Hawaiʻi Foodservice Alliance has supported the men and women from Hawaiʻi’s community correctional center since inception. HFA was recently highlighted in a Hawaiʻi Business Magazine article about Secrets of Success After Prison for their Maui Reentry program.
The Maui Reentry Hui (formerly the Maui Reintegration and Maui Reentry Council), which has a substantial list of willing employers like Hawaiʻi Foodservice Alliance, has helped as many as 90% of the men and women coming out of the Maui Community Correctional Center move into housing, prepare for employment and find services for mental health or substance abuse issues, as well as obtain money to get through the first challenging months on the outside.
“MEO has a long history of working with Maui Community Correctional Center back to the 1990s, helping individuals do some volunteer work around facilities, and helping get them into jobs.”
Juanito Dudoit, 57, is one of the success stories.

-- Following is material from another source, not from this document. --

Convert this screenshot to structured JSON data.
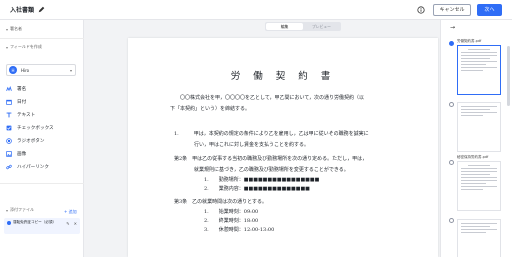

He was arrested, tried and convicted for drug offenses and sentenced to 10 years in prison, but before that Dudoit spent 23 years as a Maui firefighter.
“It’s so easy to lose everything in the blink of an eye,” he says. “The real challenge is when you come out, and how much effort you’re going to put into that.”
Dudoit put in the effort. A spotless prison record earned him a spot in a work furlough program. After 3 1⁄2 years of incarceration, he worked for Pacific Asphalt and Maintenance, moved to the Hawaiʻi Foodservice Alliance eight months later, and is now its Maui divison’s director of operations supervising 48 employees. A year ago he and his wife bought a new home.
MEO’s Bishop Pahia, a program specialist for the reentry program, lined up that first job interview for Dudoit, with Greg Cabanas, president of Pacific Asphalt and Maintenance, who hired the former firefighter on the spot.
“He took a chance on me and gave me a job and an opportunity,” says Dudoit. Cabanas even bought Dudoit a truck to drive to work, while he was still living at the prison.
Now, as an executive with the Hawaiʻi Foodservice Alliance, who has a role in hiring others, Dudoit is on the road by 2:30 each morning, delivering bread to Costco. He’s grateful for his job and life. And he makes sure to hire other inmates.
“With the cooperation of my branch manager we were able to hire 12 inmates on work furlough, starting in 2017,” he says.